Dr. Zhao’s research primarily revolves around machine learning, few-shot learning, deep learning, optimization algorithms, and meta-learning. He is particularly interested in data mining, imbalanced learning, and software defect prediction, using cutting-edge techniques such as cost-sensitive meta-learning classifiers and deep neural networks. His work aims to address challenges in real-world applications, particularly in small datasets and imbalanced data contexts.

Award 🏅

Throughout his career, Dr. Zhao has made substantial contributions to his field, earning recognition for his innovative research. He has been awarded various honors for his work on software defect prediction and cost-sensitive machine learning methods.

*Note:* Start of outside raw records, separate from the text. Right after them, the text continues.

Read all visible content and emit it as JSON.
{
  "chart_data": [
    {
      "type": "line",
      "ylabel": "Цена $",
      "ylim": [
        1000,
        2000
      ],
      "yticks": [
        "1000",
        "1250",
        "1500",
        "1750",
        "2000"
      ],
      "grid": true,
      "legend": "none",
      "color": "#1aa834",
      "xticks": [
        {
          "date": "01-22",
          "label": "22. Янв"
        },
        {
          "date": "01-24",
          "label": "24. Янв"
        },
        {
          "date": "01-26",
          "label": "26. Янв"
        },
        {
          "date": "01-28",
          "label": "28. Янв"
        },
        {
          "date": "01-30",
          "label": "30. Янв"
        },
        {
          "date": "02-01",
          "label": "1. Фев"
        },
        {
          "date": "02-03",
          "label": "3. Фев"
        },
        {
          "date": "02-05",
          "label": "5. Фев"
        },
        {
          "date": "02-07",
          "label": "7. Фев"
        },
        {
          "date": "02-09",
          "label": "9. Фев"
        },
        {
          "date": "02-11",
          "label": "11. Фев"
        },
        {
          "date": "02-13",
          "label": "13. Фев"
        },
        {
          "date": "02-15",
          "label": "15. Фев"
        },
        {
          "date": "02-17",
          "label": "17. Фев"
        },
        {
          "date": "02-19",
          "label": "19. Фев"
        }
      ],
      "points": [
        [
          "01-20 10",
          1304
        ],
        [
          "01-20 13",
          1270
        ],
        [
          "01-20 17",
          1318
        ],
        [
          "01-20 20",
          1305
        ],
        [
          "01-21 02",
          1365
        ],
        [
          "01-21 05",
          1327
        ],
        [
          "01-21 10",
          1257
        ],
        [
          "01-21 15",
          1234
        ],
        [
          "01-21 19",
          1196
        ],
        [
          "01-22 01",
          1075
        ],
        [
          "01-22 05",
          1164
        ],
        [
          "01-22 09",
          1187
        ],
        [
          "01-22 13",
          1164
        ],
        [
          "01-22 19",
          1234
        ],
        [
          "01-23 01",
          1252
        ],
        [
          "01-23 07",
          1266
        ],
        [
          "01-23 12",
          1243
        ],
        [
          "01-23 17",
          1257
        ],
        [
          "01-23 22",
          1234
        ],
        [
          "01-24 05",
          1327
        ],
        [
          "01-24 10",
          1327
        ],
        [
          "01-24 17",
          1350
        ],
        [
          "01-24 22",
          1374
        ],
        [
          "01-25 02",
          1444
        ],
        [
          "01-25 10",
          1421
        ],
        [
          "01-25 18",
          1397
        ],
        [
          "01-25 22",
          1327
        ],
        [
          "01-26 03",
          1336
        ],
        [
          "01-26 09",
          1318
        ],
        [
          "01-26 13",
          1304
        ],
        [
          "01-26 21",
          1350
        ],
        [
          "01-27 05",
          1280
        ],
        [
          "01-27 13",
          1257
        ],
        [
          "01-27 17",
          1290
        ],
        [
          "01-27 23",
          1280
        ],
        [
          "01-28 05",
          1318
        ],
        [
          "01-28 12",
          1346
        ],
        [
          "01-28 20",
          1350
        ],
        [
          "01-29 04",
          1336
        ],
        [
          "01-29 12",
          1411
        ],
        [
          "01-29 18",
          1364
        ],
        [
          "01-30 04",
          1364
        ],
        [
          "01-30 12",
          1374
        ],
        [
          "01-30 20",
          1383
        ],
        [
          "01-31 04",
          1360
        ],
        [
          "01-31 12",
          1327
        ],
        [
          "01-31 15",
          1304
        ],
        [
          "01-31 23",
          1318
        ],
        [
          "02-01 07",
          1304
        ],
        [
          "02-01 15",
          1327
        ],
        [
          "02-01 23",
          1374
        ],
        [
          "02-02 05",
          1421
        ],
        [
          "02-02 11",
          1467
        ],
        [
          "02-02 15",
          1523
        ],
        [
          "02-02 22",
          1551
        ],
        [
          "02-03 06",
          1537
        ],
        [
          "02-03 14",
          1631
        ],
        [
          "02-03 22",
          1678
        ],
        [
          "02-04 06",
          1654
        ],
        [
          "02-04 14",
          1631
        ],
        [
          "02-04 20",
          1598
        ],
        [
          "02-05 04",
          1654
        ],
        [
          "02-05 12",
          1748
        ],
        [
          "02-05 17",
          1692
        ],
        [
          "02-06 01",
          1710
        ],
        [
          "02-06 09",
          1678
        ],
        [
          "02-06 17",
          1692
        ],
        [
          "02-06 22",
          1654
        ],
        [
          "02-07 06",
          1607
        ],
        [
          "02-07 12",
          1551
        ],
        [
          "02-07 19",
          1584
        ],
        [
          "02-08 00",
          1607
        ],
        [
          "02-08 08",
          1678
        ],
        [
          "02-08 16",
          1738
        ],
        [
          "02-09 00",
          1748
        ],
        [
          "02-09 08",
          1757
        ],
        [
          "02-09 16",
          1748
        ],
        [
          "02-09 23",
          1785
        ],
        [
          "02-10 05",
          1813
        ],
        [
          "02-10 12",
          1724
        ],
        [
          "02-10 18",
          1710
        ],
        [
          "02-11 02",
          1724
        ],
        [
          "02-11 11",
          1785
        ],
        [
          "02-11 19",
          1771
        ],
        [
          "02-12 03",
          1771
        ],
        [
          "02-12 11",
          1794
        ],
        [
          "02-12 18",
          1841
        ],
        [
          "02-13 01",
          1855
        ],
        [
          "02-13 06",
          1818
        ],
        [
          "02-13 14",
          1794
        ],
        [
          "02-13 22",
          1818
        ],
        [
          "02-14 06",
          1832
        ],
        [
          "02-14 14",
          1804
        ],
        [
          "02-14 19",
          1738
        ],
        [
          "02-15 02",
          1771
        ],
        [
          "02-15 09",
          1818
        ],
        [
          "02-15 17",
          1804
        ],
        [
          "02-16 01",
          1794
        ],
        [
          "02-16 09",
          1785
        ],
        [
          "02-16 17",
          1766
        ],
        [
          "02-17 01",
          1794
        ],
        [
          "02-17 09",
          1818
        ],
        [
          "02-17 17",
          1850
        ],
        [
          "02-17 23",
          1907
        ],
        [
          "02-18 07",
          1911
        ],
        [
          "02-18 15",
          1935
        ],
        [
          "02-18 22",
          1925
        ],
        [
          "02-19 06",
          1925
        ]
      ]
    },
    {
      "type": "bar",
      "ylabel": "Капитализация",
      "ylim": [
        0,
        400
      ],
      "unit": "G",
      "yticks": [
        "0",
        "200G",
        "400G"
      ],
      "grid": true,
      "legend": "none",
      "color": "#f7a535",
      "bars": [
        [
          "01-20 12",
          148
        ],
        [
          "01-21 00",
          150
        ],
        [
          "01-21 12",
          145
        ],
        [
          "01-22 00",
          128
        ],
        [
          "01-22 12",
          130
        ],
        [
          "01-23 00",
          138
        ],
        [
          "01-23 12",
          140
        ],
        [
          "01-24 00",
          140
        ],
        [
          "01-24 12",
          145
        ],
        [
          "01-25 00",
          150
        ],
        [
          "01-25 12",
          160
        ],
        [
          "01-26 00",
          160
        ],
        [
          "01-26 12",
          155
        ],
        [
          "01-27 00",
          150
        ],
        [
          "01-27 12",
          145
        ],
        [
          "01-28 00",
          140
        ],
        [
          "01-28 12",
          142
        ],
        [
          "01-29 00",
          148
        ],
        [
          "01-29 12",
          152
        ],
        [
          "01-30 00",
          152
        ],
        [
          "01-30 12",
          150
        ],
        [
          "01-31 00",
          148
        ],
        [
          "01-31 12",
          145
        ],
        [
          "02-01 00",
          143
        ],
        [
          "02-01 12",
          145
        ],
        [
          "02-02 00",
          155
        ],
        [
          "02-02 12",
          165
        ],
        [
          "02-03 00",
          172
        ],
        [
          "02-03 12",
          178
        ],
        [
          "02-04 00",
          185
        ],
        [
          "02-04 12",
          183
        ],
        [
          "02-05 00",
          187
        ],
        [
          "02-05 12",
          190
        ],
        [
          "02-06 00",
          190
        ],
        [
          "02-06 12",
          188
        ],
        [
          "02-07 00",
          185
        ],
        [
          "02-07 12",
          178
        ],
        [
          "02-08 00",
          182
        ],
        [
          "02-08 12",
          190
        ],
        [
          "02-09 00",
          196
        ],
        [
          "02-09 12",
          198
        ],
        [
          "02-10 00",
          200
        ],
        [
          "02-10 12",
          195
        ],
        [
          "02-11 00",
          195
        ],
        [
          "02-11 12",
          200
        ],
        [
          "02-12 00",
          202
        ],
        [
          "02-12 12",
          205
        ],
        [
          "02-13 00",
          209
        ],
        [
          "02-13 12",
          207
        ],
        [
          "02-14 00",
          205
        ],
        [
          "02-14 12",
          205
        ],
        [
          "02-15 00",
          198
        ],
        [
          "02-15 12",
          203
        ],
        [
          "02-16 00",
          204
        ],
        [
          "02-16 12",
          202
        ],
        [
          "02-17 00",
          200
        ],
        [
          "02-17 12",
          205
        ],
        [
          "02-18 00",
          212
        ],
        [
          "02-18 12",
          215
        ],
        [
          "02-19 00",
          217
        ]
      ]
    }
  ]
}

His contributions to machine learning in the context of small sample data and imbalanced datasets have been highly praised.

Top Noted Publication 📑

Design and Implementation of GPU Pass-Through System Based on OpenStack Computation

Authors: Linchang Zhao, Yu Jin, Guoqing Hu, Wenxi Zhou, Hao Wei, Ruiping Li, Xu Zhu, Yongchi Xu, Jiulin Jin, Qianbo Li

Journal: Computation

DOI: 10.3390/computation13020038

Year of Publication: 2025

 

RFAConv-CBM-ViT: Enhanced Vision Transformer for Metal Surface Defect Detection

Authors: Hao Wei, Linchang Zhao, Ruiping Li, Mu Zhang

Journal: The Journal of Supercomputing

DOI: 10.1007/s11227-024-06662-0

Year of Publication: 2025

 

Siamese Dense Neural Network for Software Defect Prediction With Small Data

Authors: Linchang Zhao, Zhaowei Shang, Ling Zhao, Anyong Qin, Yuan Yan Tang

Journal: IEEE Access

DOI: 10.1109/ACCESS.2018.2889061

Year of Publication: 2019

 

A Cost-Sensitive Meta-Learning Classifier: SPFCNN-Miner

Authors: Linchang Zhao

Journal: Future Generation Computer Systems

DOI: 10.1016/j.future.2019.05.080

Year of Publication: 2019

 

Software Defect Prediction via Cost-Sensitive Siamese Parallel Fully-Connected Neural Networks

Authors: Linchang Zhao, Zhaowei Shang, Ling Zhao, Taiping Zhang, Yuan Yan Tang

Journal: Neurocomputing

DOI: 10.1016/j.neucom.2019.03.076

Year of Publication: 2019

Conclusion

Linchang Zhao’s combination of advanced research, practical innovations, and contributions to education makes him a strong candidate for the Best Researcher Award. His ability to address real-world problems through machine learning and his efforts to foster academic growth through mentorship positions him as a leader in his field. To further solidify his position as a top researcher, increased interdisciplinary collaborations and global visibility would be beneficial.